Die betriebliche – wie die Privatinsolvenz - scheinen in dieser Gesellschaft tabu zu sein, denn obwohl es in den letzten Jahren Hunderttausende davon gibt, erfährt man wenig darüber, was denn die Betroffenen daraus machen, die Ursachen - wie es passiert ist, in welche Verstrickungen man hineinkommt. Am Anfang der Entwicklung dachte ich auch, das ist eine Krise, schnell wieder da raus, das musst Du mit Dir selbst ausmachen - und keine Öffentlichkeit aufscheuen. Als daraus während des ersten beruflichen Neustarts die Vernichtung eines Lebenswerkes wurde durch den Kreditverkauf der Bank an einen Hedgfond, da ist mir der Kragen geplatzt und es wurde mir klar, zumindest möchte ich mit meinem Fall öffentlich anfragen, ob diese Gesellschaft diesen Turbokapitalismus möchte. Auch auf die Gefahr hin, dass man heute eher als Angestellter beschäftigt ist oder sich sogar in prekären Beschäftigungsverhältnissen befindet und somit wenig Interesse daran hat, zu erfahren, wie es einem Klein- und Mittelbetrieb so geht. Vielleicht ändern sich nach der Lektüre die Einstellungen gegenüber der Existenz solcher Betriebsgrößen und dem was man unternehmerische Energie nennt. Und das glaube ich einfach nicht, dass die Stütze unseres Wirtschaftssystems bis in die entlegensten Regionen hinein, die Klein- und Mittelbetriebe mit ihren Mitarbeitern, dies wollen und für gut heißen. Damit man sich ein Bild darüber machen kann wie man dazu steht, sind hier alle Erfahrungen dazu aufgezeichnet. Dabei konnte ich mir nicht so viel Gedanken über Satzbau und die allerbeste Aneinanderreihung der Sätze machen, es sollte nur alles Empirische und die Gedanken dazu, aufgeschrieben sein - manchmal persönlich mit der ganzen Wucht der Betroffenheit, manchmal wirtschaftsphilosophisch, manchmal mit dem verbliebenen Humor. Welche verschiednen Wörter, Garstige, Vornehme, Wissenschaftliche, Fachjargon dabei verwendet werden entspricht der Motivation zu sagen was zu sagen ist und kein Blatt vor den Mund zu nehmen.
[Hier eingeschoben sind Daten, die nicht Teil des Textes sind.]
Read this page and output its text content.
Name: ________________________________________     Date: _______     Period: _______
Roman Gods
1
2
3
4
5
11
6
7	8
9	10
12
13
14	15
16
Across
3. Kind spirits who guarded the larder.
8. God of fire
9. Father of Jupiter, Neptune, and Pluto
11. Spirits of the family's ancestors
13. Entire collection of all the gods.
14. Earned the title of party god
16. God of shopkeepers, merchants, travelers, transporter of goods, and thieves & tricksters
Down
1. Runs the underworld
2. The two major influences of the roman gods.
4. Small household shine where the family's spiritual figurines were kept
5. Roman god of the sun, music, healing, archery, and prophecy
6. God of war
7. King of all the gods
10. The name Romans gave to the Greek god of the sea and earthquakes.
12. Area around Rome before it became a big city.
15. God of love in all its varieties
Bitte lesen Sie: haptisch das Papierbuch oder weil es ja heute so ist: das E-Book, auch gut, der Inhalt ist der Gleiche.

Michael Beck

ITatsachen
Die Gründung und das Bestehen des Bildungsinstituts – mit Ideen und Fleiß: der ganz normale, wunderbare Erfolg

Denken allein kann schädlich sein, wenn man daraus nicht die Konsequenz zieht, auch nach dem, was man sich erdacht hat, zu handeln. Wenn das nicht sofort umzusetzen ist, kommt es wohl auf den eigenen Willen an und darauf, den Zeithorizont, den man sich zugesteht, anzupassen. Erfolgt dies nicht, würde jemand wie ich in eine Blockade geraten und vielleicht krank werden. Insofern gehe ich auch ferner liegende Planungen an. In meinen Ausführungen über die Zusammenhänge, Ursachen und Auswirkungen meiner betrieblichen Insolvenzen möchte ich deshalb damit beginnen, über die von mir ausgedachte Gründung der privaten Erwachsenenbildungs-Schule zu berichten.

Das Bildungsinstitut wurde aufgrund einer privaten Initiative gegründet, um Arbeitsmarktchancen von Umweltberufen auszuloten und entsprechende Bildungsgänge auszuarbeiten und anzubieten. Zur fachlichen und öffentlichen Unterstützung wurde ein Umweltkongress kreiert und unter der Schirmherrschaft mehrerer Ministerpräsidenten und Umweltbundesminister durchgeführt.

Gemeinsam mit der Bundesagentur für Arbeit und in ihrem Auftrag wurden über viele Jahre praktische Umweltschützer (dabei handelt es sich zumeist um Fortbildungsgänge mit sehr praktischen Anforderungen für Teilnehmer ohne Ausbildungsabschluss), Umwelttechniker, Umweltpädagogen, Umweltinformatiker und Betriebliche Umweltmanager ausgebildet und am ersten Arbeitsmarkt platziert. Im Laufe der Zeit boten auch andere öffentliche Einrichtungen diese Ausbildungsgänge an und der Teilarbeitsmarkt war bald gesättigt. In meinem Bildungsinstitut gab es diese speziellen Bildungsgänge deshalb nicht mehr, dafür etablierten wir uns als allgemeiner Anbieter für verschiedenste berufliche Trainings- und Bildungsgänge.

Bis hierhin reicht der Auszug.